Heureusement, cet échec est en partie compensé quelques jours plus tard, le 18 juin, par le succès du « oui » en Irlande, avec 68,7 % des voix au référendum, en dépit des réticences des défenseurs de la souveraineté et de la neutralité du pays. Pour l’Irlande, l’intégration à l’Europe, dont l’aide importante avait permis un véritable décollage de l’économie, reste essentielle.


Dans la plupart des États où les ratifications s’opèrent par voie parlementaire, celles-ci recueillent des majorités massives, ne votant contre les quelques communistes, écologistes et en Belgique les nationalistes flamands et en Espagne les nationalistes basques. Le Grand-Duché de Luxembourg se prononça le 2 juillet, la Belgique le 17 juillet (Chambre des députés) et 4 novembre (Sénat), la Grèce le 31 juillet, l’Italie le 17 septembre (Sénat) et 29 octobre (Chambre des députés), l’Espagne le 29 octobre, le Portugal le 10 décembre, aux Pays-Bas le 12 novembre (Chambre des députés) et 15 décembre (Sénat).

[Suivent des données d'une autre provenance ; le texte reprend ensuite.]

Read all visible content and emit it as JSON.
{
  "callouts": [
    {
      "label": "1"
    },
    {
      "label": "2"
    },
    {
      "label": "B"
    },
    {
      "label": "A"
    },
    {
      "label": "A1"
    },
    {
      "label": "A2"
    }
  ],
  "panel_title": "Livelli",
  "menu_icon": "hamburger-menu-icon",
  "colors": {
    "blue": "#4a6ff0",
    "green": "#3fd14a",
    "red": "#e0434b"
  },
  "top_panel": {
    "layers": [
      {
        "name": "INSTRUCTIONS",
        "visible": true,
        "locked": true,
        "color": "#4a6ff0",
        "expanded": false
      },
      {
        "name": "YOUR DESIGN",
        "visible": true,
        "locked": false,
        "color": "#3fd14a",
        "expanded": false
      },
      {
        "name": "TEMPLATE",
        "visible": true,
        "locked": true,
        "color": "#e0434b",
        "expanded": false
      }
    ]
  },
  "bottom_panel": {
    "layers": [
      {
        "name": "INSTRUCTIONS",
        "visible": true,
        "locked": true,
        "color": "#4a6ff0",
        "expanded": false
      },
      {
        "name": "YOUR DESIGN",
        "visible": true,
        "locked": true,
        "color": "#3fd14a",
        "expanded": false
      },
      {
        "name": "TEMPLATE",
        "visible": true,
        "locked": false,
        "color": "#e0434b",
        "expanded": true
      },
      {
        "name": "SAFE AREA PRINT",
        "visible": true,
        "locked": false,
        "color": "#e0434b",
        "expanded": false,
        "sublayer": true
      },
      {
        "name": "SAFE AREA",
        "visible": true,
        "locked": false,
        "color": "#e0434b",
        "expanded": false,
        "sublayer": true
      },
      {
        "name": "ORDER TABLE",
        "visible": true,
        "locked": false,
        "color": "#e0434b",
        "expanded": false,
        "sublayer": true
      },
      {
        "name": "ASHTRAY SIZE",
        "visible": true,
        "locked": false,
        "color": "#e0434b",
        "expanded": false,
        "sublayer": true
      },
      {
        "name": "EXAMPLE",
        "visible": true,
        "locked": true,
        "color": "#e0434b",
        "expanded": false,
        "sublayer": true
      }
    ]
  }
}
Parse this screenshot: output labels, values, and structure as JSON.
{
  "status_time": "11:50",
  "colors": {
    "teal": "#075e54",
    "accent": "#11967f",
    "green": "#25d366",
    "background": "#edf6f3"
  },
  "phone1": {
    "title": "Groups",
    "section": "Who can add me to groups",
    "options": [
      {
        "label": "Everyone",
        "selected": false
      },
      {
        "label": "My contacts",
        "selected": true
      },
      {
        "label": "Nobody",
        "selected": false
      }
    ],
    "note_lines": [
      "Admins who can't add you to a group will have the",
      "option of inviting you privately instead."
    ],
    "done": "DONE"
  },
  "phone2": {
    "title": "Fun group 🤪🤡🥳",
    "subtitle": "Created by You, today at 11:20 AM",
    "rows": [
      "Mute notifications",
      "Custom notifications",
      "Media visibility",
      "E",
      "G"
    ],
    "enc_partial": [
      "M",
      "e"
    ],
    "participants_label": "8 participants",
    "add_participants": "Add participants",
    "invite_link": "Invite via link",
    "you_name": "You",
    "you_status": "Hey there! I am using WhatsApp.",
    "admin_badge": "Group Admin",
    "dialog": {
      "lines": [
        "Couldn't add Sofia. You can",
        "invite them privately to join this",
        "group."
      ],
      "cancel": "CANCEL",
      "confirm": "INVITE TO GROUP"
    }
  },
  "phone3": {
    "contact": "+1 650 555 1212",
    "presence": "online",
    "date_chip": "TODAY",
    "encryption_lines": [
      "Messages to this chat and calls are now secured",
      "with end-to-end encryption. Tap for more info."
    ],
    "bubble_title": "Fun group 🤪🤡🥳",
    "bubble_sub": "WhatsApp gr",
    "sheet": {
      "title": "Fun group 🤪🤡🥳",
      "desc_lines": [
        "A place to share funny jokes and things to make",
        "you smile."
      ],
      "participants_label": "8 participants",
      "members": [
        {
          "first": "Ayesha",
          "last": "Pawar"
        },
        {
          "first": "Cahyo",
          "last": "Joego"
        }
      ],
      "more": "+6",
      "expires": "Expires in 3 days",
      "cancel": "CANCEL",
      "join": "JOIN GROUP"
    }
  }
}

C’est en France que se joue véritablement le sort du traité dont elle a été largement à l’origine, avec l’Allemagne. La résistance d’une partie des parlementaires gaullistes, de la totalité des communistes, de quelques socialistes se manifeste dès la révision constitutionnelle, préalable indispensable à la ratification, encouragée par le « non » danois. C’est pourquoi le président Mitterrand choisit dès le 3 juin, au lieu de la voie parlementaire, celle du référendum dont le succès paraît assuré, d’après les sondages. Il est fixé au 20 septembre 1992. L’occasion aurait été bonne de débattre de façon approfondie des finalités et modalités de la construction européenne, de mieux faire connaître à l’opinion française l’Europe des Douze, ses institutions, ses réalisations. Mais c’était là une tâche malaisée, en raison de la complexité du système communautaire. Quant au traité de Maastricht, dont un exemplaire complet sera envoyé à chaque électeur, il laissera perplexe la grande majorité de ceux – peu nombreux – qui auront essayé de le lire. Les critiques, souvent outrancières, des opposants au traité et à l’intégration européenne ont davantage d’impact.


Le camp du « non » comprend naturellement le parti communiste de Georges Marchais et le Front national de Jean-Marie Le Pen, mais aussi des personnalités de l’opposition gaulliste (Charles Pasqua, Philippe Séguin) ainsi que de la majorité socialiste (Jean-Pierre Chevènement) qui ne représentent pas leurs partis, en majorité favorables au traité, mais qui ont de l’influence sur l’opinion. La campagne du « non » commence en exploitant immédiatement le refus danois et se poursuit tout l’été. Elle dénonce la perte de l’identité nationale que représenterait le traité et impute à la Communauté les difficultés économiques et la montée du chômage.


Le camp du « non », trop confiant, réagit tardivement, à la fin des vacances, devant la montée du « oui » dans les sondages. Il était sur la défensive, insistant sur les avantages futurs de l’Europe sans assez mettre en valeur les acquis de l’intégration. Le parti socialiste se mobilise avec le Premier ministre Pierre Bérégovoy. Les leaders de l’opposition Valéry Giscard d’Estaing, président de l’UDF, et Jacques Chirac, président du RPR, se prononcent pour le « oui ». Le point culminant de la campagne est atteint le 3 septembre avec l’intervention télévisée du président Mitterrand répondant aux critiques de Philippe Séguin.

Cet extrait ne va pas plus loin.